I don’t think she even realized today is the last day of school, that I just finished my junior year of high school, and that tomorrow is June first. It’s not like she’s completely lost all sense of reality, but the edges of her world have dulled. Like hitting mute on the remote control. You can still see the picture buzzing on the TV; the colors are all there, but there’s no sound.

“I thought I saw him today,” she muttered. “Standing on the shore below the cliff, looking up at me.” Her lips quivered slightly, her fingers dropping a few crumbs of cake onto the plate in front of her. “But it was just a shadow. A trick of the light,” she amended.

“I’m sorry,” I told her, touching her arm softly. I can still hear the sound of the screen door slamming shut the night my father left the house, recall the way he looked walking down the path toward the dock, his shoulders bent away from the spray of the sea, his gait weary. I watched him leave on that stormy night three years earlier, and he never came back.

He simply vanished from the island.

His sailboat was still at the dock, his wallet on the side table by the front door of the house. No trace. No note. No clues. “Sometimes I think I see him too,” I tried to console her, but she stared at the cake in front of her, the features of her face soft and distant as she silently finished the last few bites.

Sitting beside her at the kitchen table, I couldn’t help but see myself in her: the long straight brown hair, same liquid blue eyes and tragically pale skin that rarely sees the sun in this dreary place. But while she is polished and graceful with ballerina arms and gazelle legs, I have always felt knock-kneed and awkward. When I was younger, I used to walk bent forward, trying to appear shorter than the boys in my class. Even now, I often feel like a puppet whose master keeps pulling all the wrong strings so that I fumble and trip and hold my hands clumsily out in front of me.

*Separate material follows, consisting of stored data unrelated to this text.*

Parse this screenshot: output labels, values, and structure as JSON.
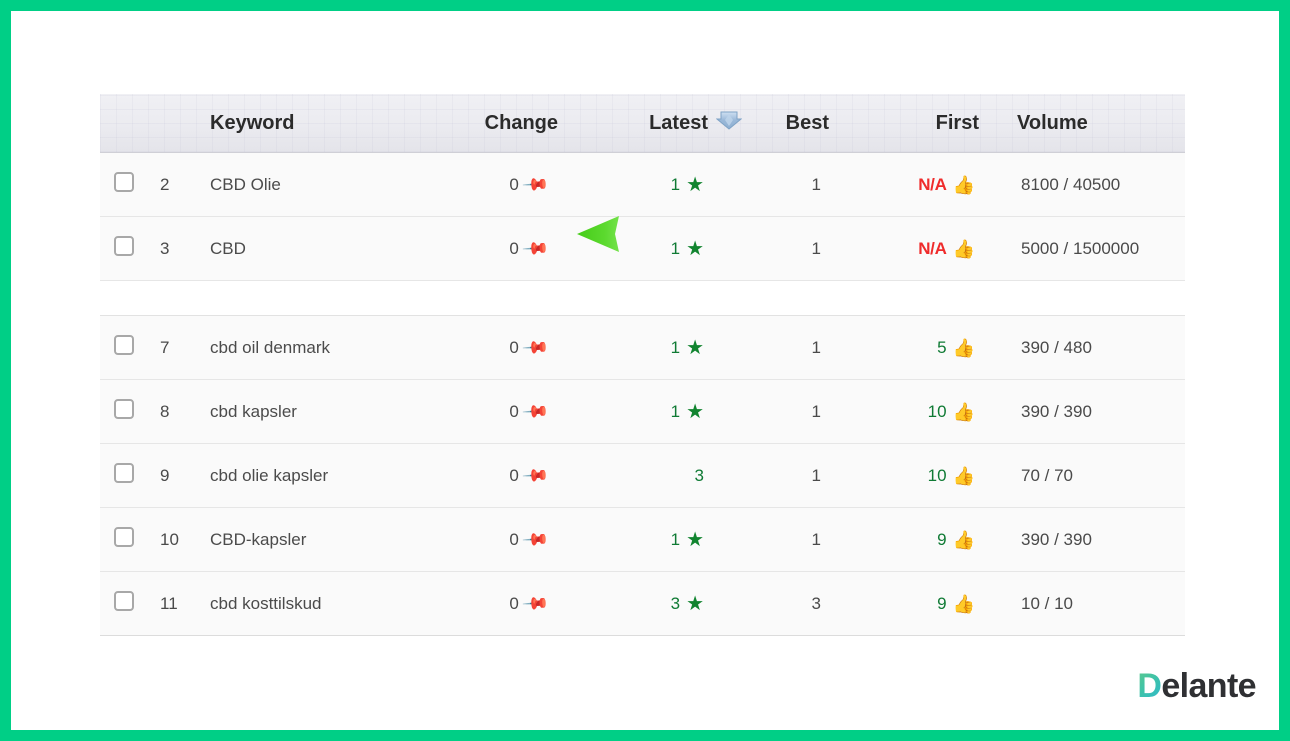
{
  "frame": {
    "border_color": "#00cf86",
    "background": "#ffffff"
  },
  "table": {
    "columns": [
      {
        "key": "select",
        "label": ""
      },
      {
        "key": "num",
        "label": ""
      },
      {
        "key": "keyword",
        "label": "Keyword"
      },
      {
        "key": "change",
        "label": "Change"
      },
      {
        "key": "latest",
        "label": "Latest",
        "sort_icon": "sort-desc-icon",
        "sorted": true
      },
      {
        "key": "best",
        "label": "Best"
      },
      {
        "key": "first",
        "label": "First"
      },
      {
        "key": "volume",
        "label": "Volume"
      }
    ],
    "groups": [
      {
        "rows": [
          {
            "num": "2",
            "keyword": "CBD Olie",
            "change": "0",
            "change_icon": "pin-icon",
            "latest": "1",
            "latest_icon": "star-icon",
            "best": "1",
            "first": "N/A",
            "first_na": true,
            "first_icon": "thumbs-up-icon",
            "volume": "8100 / 40500",
            "checked": false
          },
          {
            "num": "3",
            "keyword": "CBD",
            "change": "0",
            "change_icon": "pin-icon",
            "latest": "1",
            "latest_icon": "star-icon",
            "best": "1",
            "first": "N/A",
            "first_na": true,
            "first_icon": "thumbs-up-icon",
            "volume": "5000 / 1500000",
            "checked": false
          }
        ]
      },
      {
        "rows": [
          {
            "num": "7",
            "keyword": "cbd oil denmark",
            "change": "0",
            "change_icon": "pin-icon",
            "latest": "1",
            "latest_icon": "star-icon",
            "best": "1",
            "first": "5",
            "first_na": false,
            "first_icon": "thumbs-up-icon",
            "volume": "390 / 480",
            "checked": false
          },
          {
            "num": "8",
            "keyword": "cbd kapsler",
            "change": "0",
            "change_icon": "pin-icon",
            "latest": "1",
            "latest_icon": "star-icon",
            "best": "1",
            "first": "10",
            "first_na": false,
            "first_icon": "thumbs-up-icon",
            "volume": "390 / 390",
            "checked": false
          },
          {
            "num": "9",
            "keyword": "cbd olie kapsler",
            "change": "0",
            "change_icon": "pin-icon",
            "latest": "3",
            "latest_icon": "",
            "best": "1",
            "first": "10",
            "first_na": false,
            "first_icon": "thumbs-up-icon",
            "volume": "70 / 70",
            "checked": false
          },
          {
            "num": "10",
            "keyword": "CBD-kapsler",
            "change": "0",
            "change_icon": "pin-icon",
            "latest": "1",
            "latest_icon": "star-icon",
            "best": "1",
            "first": "9",
            "first_na": false,
            "first_icon": "thumbs-up-icon",
            "volume": "390 / 390",
            "checked": false
          },
          {
            "num": "11",
            "keyword": "cbd kosttilskud",
            "change": "0",
            "change_icon": "pin-icon",
            "latest": "3",
            "latest_icon": "star-icon",
            "best": "3",
            "first": "9",
            "first_na": false,
            "first_icon": "thumbs-up-icon",
            "volume": "10 / 10",
            "checked": false
          }
        ]
      }
    ]
  },
  "annotation": {
    "type": "arrow",
    "direction": "left",
    "color": "#4fd520",
    "points_at_row": "2"
  },
  "logo": {
    "first_letter": "D",
    "rest": "elante",
    "gradient_from": "#5ec98a",
    "gradient_to": "#2ab7d4"
  },
  "colors": {
    "frame_green": "#00cf86",
    "arrow_green": "#4fd520",
    "star_green": "#11842f",
    "thumb_green": "#3fae3f",
    "na_red": "#ef2b2b",
    "header_bg": "#ebebf0",
    "row_bg": "#fafafa"
  }
}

“I don’t think cake is going to fix her,” I tell Rose as we walk single file down the path lined with dry grass and thorny bushes. “The memory of my dad’s disappearance is so solidified in her mind that no amount of local remedies will strip it out.”

“Well, I don’t think my mom has given up yet. Today she was talking about a new mixture of bee pollen and primrose that she thinks might help unsnag the worst of memories.” We finally reach the beach and Rose hooks her arm through mine, our feet kicking up sand as we make our way to the bonfire.

Most of the girls are wearing long, layered dresses with low necklines and ribbons tied in their hair. Even Rose has on a pale green gown made of lace and chiffon that sweeps across the sand when she moves, dragging bits of driftwood and shells along with her.

Olivia Greene and Lola Arthurs, best friends and the rulers of Sparrow’s social elite, are dancing on the other side of the bonfire when we enter the crowd, obviously already intoxicated, which is no surprise to anyone. Their hair is an identical shade of gothic black with short, severe bangs, dyed and trimmed just two weeks ago for the Swan season. Normally, their locks are bleached white—long and beachy. Which will probably return in a month, when the Swan season is over and they aren’t feeling the need to dress like death. But Olivia and Lola love the dramatic, love dressing up, love being the center of attention at any social gathering.

Last year they pierced each other’s noses in defiance of their parents—Olivia’s is a silver stud in her left nostril, Lola’s is a hoop through the right. And their nails are painted a matching macabre black, a perfect complement to the hair. They spin in circles beside the bonfire, waving their arms in the air and lolling their heads from side to side as if to mimic the embodiment of a Swam sister. Although I doubt the Swan sisters ever did anything so idiotic-looking two hundred years ago.